I saw my Muslim Arab friend sweating as he talked to my other friend, a fine conservative-minded evangelical Christian. It looked like the two had locked horns and were in a battle to the death.
It was here in Colorado this summer. We hosted a gathering of some of our long time friends from the Middle East and brought in a bunch of American Christian friends to talk about God, the Middle East and how to bring hope. There were about 45 of us together for 3 days. We were having a great time – until I looked over and saw these two all tangled up.
The next thing I knew, my Muslim friend (not yet a follower of Jesus) had gone out on the deck and was smoking a cigarette like his life depended on how fast he could suck it down. I walked out and nonchalantly said, “What’s up bro?”
His response: “Why the $%&^@ do these people want to convert me? Why can’t they just leave me alone. I know that YOU don’t want to convert me. Right?”
Well, talk about a loaded question full of semantic nuance. Here’s my answer and what happened!
I asked him what he thought my other friend back inside the house wanted to convert him to. He said, “He wants me to be a Christian, but I’m a Muslim.” I asked him what he thought this friend meant by that.
“He wants me to stop living in the Middle East and loving my family.” I told him I was pretty sure that’s not what this friend meant, but if that’s what “conversion to Christianity” is, then I agree – he shouldn’t convert.
“SEE,” he said to me, “I knew you weren’t into conversion.”
“No I’m not,” I said. “Not like that. Not at all. I think you should stay in your country, love your family and be who God has made you to be.”
Then I asked him this: “What do you think God thinks when he looks down at all 6.5 billion people on earth?”
“He thinks they’re all screwed up,” he said.
“Yep, that’s what I think God’s thinking too. So what do you think God would like to do with all these messed up people? Muslims, Christians, Jews, Hindus, nothings, everyone?”
He had never thought of that before, so he wasn’t sure. But he did say God would probably want to “help them not be so screwed up.” I agreed.
“So you might say that God would like to convert all 6.5 billion people on earth. Not to a religion, but to himself. He would like everyone to be like him. To be converted into him.

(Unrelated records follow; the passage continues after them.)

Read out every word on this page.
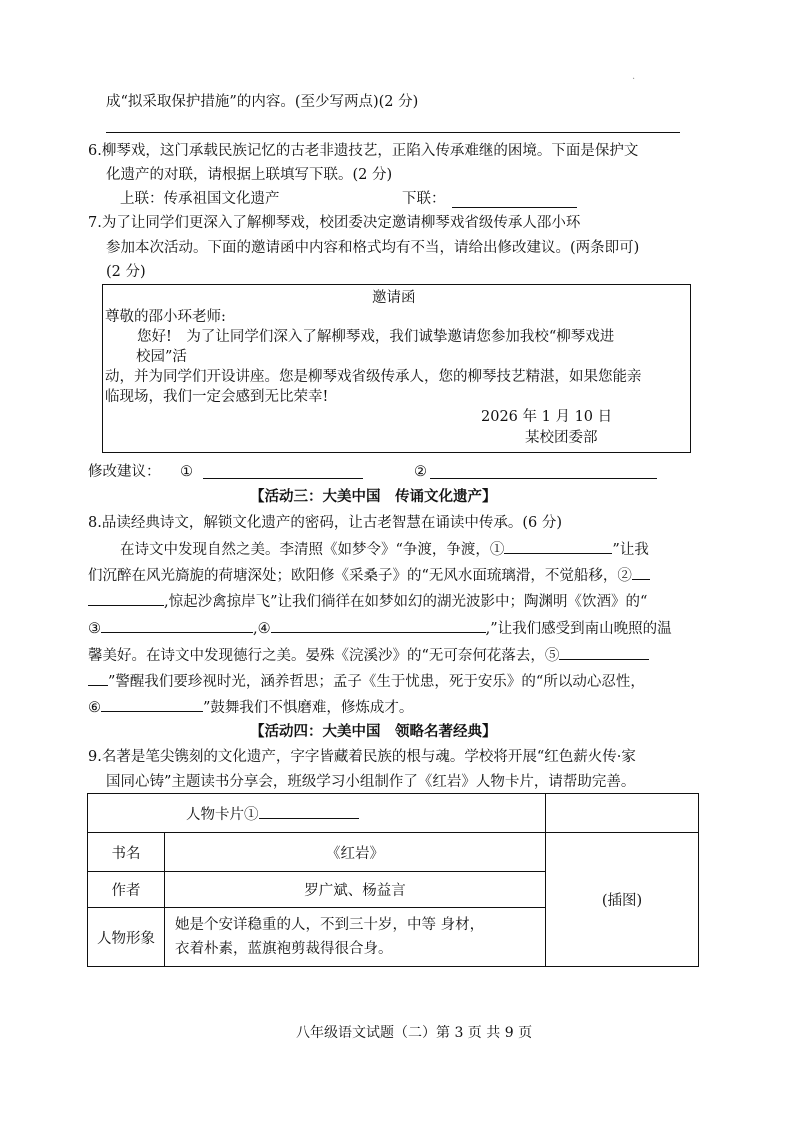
·
成“拟采取保护措施”的内容。(至少写两点)(2 分)
6.柳琴戏，这门承载民族记忆的古老非遗技艺，正陷入传承难继的困境。下面是保护文
化遗产的对联，请根据上联填写下联。(2 分)
上联：传承祖国文化遗产	下联：
7.为了让同学们更深入了解柳琴戏，校团委决定邀请柳琴戏省级传承人邵小环
参加本次活动。下面的邀请函中内容和格式均有不当，请给出修改建议。(两条即可)
(2 分)
邀请函
尊敬的邵小环老师:
您好!　为了让同学们深入了解柳琴戏，我们诚挚邀请您参加我校“柳琴戏进
校园”活
动，并为同学们开设讲座。您是柳琴戏省级传承人，您的柳琴技艺精湛，如果您能亲
临现场，我们一定会感到无比荣幸!
2026 年 1 月 10 日
某校团委部
修改建议： ①	②
【活动三：大美中国　传诵文化遗产】
8.品读经典诗文，解锁文化遗产的密码，让古老智慧在诵读中传承。(6 分)
在诗文中发现自然之美。李清照《如梦令》“争渡，争渡，①	”让我
们沉醉在风光旖旎的荷塘深处；欧阳修《采桑子》的“无风水面琉璃滑，不觉船移，②
,惊起沙禽掠岸飞”让我们徜徉在如梦如幻的湖光波影中；陶渊明《饮酒》的“
③	,④	,”让我们感受到南山晚照的温
馨美好。在诗文中发现德行之美。晏殊《浣溪沙》的“无可奈何花落去，⑤
”警醒我们要珍视时光，涵养哲思；孟子《生于忧患，死于安乐》的“所以动心忍性，
⑥	”鼓舞我们不惧磨难，修炼成才。
【活动四：大美中国　领略名著经典】
9.名著是笔尖镌刻的文化遗产，字字皆藏着民族的根与魂。学校将开展“红色薪火传·家
国同心铸”主题读书分享会，班级学习小组制作了《红岩》人物卡片，请帮助完善。
人物卡片①		
书名	《红岩》	(插图)
作者	罗广斌、杨益言	
人物形象	她是个安详稳重的人，不到三十岁，中等 身材，
衣着朴素，蓝旗袍剪裁得很合身。	
八年级语文试题（二）第 3 页 共 9 页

But how would he do that. He’d need a converter.”
I went on to say that if he was going to buy an appliance here in the states and take it back to the Middle East, he’d need something to change the current from 110 to 220. “What’s that called?” I asked him.
“A transformer or converter” he said.
“That’s right. So what is God’s transformer to get us all back the way God wants us to be? To change us? To convert us?”
He gasped (literally) and said “It’s Jesus. I never thought of that – but it’s Jesus. He’s the converter.”
He got so excited he called his wife out and told her the whole conversation. She started to cry.
We sat on the deck and prayed that God’s “converter” or “transformer” would change us into the current that can be connected into God. And that he would do this with all of our friends.
It was a profound moment. Amazing that just a half hour earlier he was about to bite this other guy’s head off for “trying to convert” him and now he sat with me in tears praying.
The power of words. Of the right message. Of the Holy Spirit illuminating the role of Jesus Christ in the world.